Their prattle assumed that Buddhism is a religion of peace and rationality. But if one follows the argument of John Paul II that it violates human nature and denies God, one can see that it is really not.
While far less flagrantly violent than Islam, Buddhism is plenty capable of more subtle forms of it. What other religion, for example, produces monks who set themselves on fire? A religion that permits self-immolation is not a religion of peace.
Besides ignoring the violent strands of Buddhism in Thailand — where clashes with Muslims occur regularly — Banfield, in clinging to her Oprah-like understanding of it, failed to engage the solipsistic and negative character of the religion, which would appeal to a self-centered fiend like Alexis."
In seeking to conflate Buddhism with terrorism, Mr Neumayr has ignored the following facts.
(1) Alexis was a paranoid schizophrenic ('self-centered fiend' in Mr Mr Neumayr's diagnosis) before he came into contact with Buddhism, whereas jihadist terrorists become mentally ill as a result of their religion.
(2) It is likely that Alexis had turned to Buddhism in an ultimately unsuccessful effort to control his paranoia demons, whereas jihadists are drawn to their religion as a divinely legitimized outlet for their aggression and lust.
(3) His actions go completely against the tenets of Buddhism, which forbid killing. In contrast, the Jihadists were acting in total accord with their religion, which encourages and rewards the murder of infidels.
(4) Alexis was a complete loner, acting in isolation with no support or encouragement from any part of the Buddhist community. The jihadists, in contrast, acted as organized gangs having wide and deep support among their faith community.
(5) Alexis shot randomly, whereas the Kenyan, Pakistani and Boko Haram attacks were all aimed specifically at at non-Muslims.

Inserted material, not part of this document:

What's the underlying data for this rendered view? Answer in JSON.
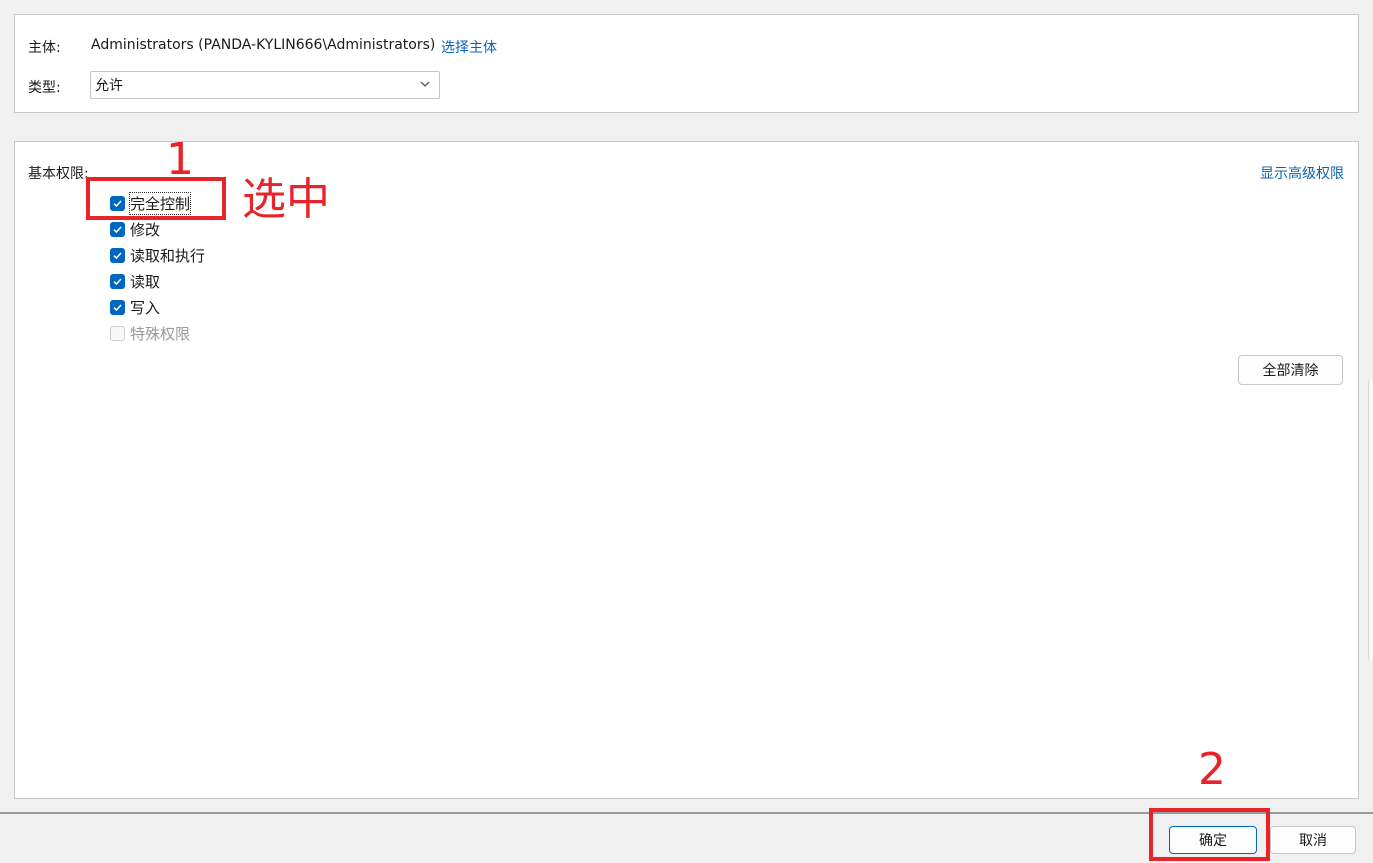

(6) Alexis' aim was simply to kill, whereas jihadists usually seek to mutilate, humiliate and degrade their victims before they kill them, often by sexual violation.
(7) Buddhism has no use for terrorism, whereas Jihadism can't survive without it. Jihadism is so morally repulsive and intellectually moribund that it cannot compete for followers in a free marketplace of ideas, but must eliminate its competitors and retain its adherents by intimidation, thuggery and outright terrorism.

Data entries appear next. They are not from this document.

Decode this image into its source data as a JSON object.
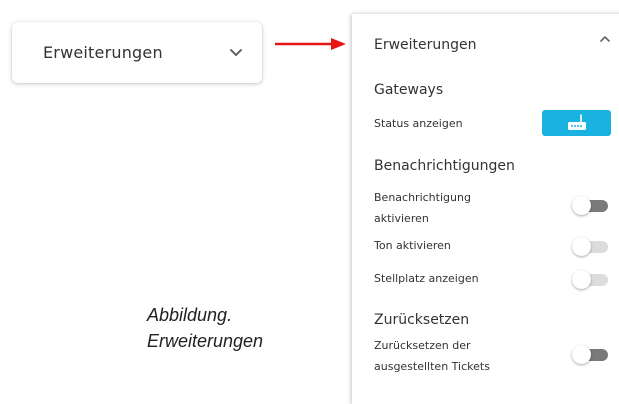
{
  "collapsed_dropdown": {
    "label": "Erweiterungen"
  },
  "panel": {
    "title": "Erweiterungen",
    "sections": {
      "gateways": {
        "title": "Gateways",
        "status_label": "Status anzeigen",
        "button_icon": "router-icon",
        "button_color": "#19b2e1"
      },
      "notifications": {
        "title": "Benachrichtigungen",
        "items": [
          {
            "label_line1": "Benachrichtigung",
            "label_line2": "aktivieren",
            "enabled": false,
            "style": "dark"
          },
          {
            "label": "Ton aktivieren",
            "enabled": false,
            "style": "light"
          },
          {
            "label": "Stellplatz anzeigen",
            "enabled": false,
            "style": "light"
          }
        ]
      },
      "reset": {
        "title": "Zurücksetzen",
        "item": {
          "label_line1": "Zurücksetzen der",
          "label_line2": "ausgestellten Tickets",
          "enabled": false,
          "style": "dark"
        }
      }
    }
  },
  "caption": {
    "line1": "Abbildung.",
    "line2": "Erweiterungen"
  },
  "colors": {
    "arrow": "#e81515",
    "accent": "#19b2e1",
    "toggle_dark": "#7a7a7a",
    "toggle_light": "#dcdcdc"
  }
}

Although outwardly Jihadism gives the impression of being a hard, aggressive, macho warrior-cult; this bullying belligerance and bluster is a sign of weakness rather than strength. Jihadists show by their behavior that they are insecure in their beliefs, probably because subconsciously they suspect that their cult is nothing more than a scam founded by a child-molesting confidence trickster. Anything that activates these repressed doubts, including the mere existence of competing religions, will provoke murderous rage.
On the other hand, Buddhism has a system of ethics based on compassion for all sentient beings, it is founded on a secure rational philosophy, and is well able to compete in the modern global intellectual marketplace.
Buddhism and mental illness
The lesson for Buddhist sangha from the Navy Yard shootings is that extremely disturbed people may from time to time turn up at Buddhist meditation meetings seeking help with psychological problems, which are so severe that they can only be treated medically.
Meditation is very effective for some mental disorders, such as depression, but it cannot overcome severe disruptions of brain biochemistry, anymore than it could counteract the symptoms of drunkenness in someone who had just downed a bottle of whisky.
The brain is an organ which has evolved to project a deluded view of the world onto the mind, and when its biochemistry malfunctions, that view becomes even more deluded.